Manon Williams leads nursing teams that care for cancer patients. It is clear that it is very important to talk about Welsh to patients and relatives: “The information you are going to receive can be from many extremes. It is also very important that they receive bad news, that at that time they have the opportunity to talk about the situation in Welsh”.

Speakers with dementia

What about patients with psychological and psychiatric problems? Language is an essential tool for diagnosing and treating their diseases. However, what importance is given to health? Psychiatric nurse Edwin Humphrey has met patients who have not been satisfactorily diagnosed by dementia tests. “A woman has recently been tested for dementia by a doctor and the diagnosis has been very poor. The research concludes that dementia is advanced. I've talked to that patient, and I've found that the diagnosis is better than what it says. We've done the test again, this time in Welsh, and it's given a better result." Humphrey, in addition to a psychiatric nurse, is a musician. She realizes that when you put music from singers in English, talking wales react less: “On the other hand, when you put Welsh songs, they are turned on their faces right away.”

Glenda Roberts has dementia. He says he has realized that he speaks English in his second language, getting worse: “I am translating into the original language.”

How many healthcare professionals do Welsh know?

They don't know how many they are, they haven't counted. According to Aled Roberts, the differences between areas of Wales are considerable. In some areas of health care almost all workers can do a little bit of wales, in others neither one in five knows. There is no detection system for talking Wales workers, and the same is true for talking Wales. Thus, language and speakers continue in the shadow.

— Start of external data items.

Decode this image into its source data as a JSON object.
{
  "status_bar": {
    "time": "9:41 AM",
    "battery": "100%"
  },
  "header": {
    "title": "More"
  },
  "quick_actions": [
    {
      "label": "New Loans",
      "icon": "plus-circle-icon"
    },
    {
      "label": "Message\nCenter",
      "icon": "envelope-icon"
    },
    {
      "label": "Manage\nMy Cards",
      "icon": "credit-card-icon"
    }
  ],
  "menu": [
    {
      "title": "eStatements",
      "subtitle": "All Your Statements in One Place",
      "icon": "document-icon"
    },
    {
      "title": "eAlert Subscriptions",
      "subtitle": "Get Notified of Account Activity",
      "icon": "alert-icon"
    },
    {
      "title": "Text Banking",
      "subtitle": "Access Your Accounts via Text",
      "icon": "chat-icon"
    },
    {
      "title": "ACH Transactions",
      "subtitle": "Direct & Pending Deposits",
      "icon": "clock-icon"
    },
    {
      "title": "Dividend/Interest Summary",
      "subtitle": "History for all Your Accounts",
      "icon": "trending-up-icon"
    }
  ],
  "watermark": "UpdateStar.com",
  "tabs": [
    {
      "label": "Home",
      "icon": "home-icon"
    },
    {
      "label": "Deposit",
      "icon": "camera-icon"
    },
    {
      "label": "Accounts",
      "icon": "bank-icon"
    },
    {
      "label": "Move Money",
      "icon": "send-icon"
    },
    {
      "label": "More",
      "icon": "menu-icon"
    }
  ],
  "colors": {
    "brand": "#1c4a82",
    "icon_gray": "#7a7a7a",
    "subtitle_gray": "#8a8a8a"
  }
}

Little research, less awareness

In the 2017 UPV/EHU Summer Courses, in the Health and Language Days, the psychiatrist Leire Erkoreka spoke, among others. He referred to the importance of making the patient in his own language in psychiatry and psychology. On the other hand, he acknowledged that there are very few publications on the subject at the international level, and that he has mainly found things related to schizophrenia. After examining the scarce material, it concluded that: “Patients have more severe psychotic symptoms in the mother tongue than in the second language. Neurologists and linguists don't know very well where each language is grown in the brain, but it seems that it's a reasonable hypothesis to link the mother tongue to emotions and that the second language binds us to reality. When we use the second language, we pay more attention to the transmission of language, so we are more connected to reality.

Another work says that our memories are linked to emotions and that those emotions are linked to language. Can you use the second language to reclaim those memories? It seems that the use of the second language can hide emotions, so the therapist can use the patient’s second language to better extract traumatic memories.”
Leire Erkoreka worked at the Bizkaia Mental Health Network and gave the following two data: In the Bizkaia Mental Health Network, 38% of the adult psychiatric care staff are at Euskera level B2 and 47.6% of the staff working with children. Level B2 does not guarantee that consultation takes place in Basque.

He should be entitled to health care in Basque or Galician. That is not always the case. Where necessary, neither.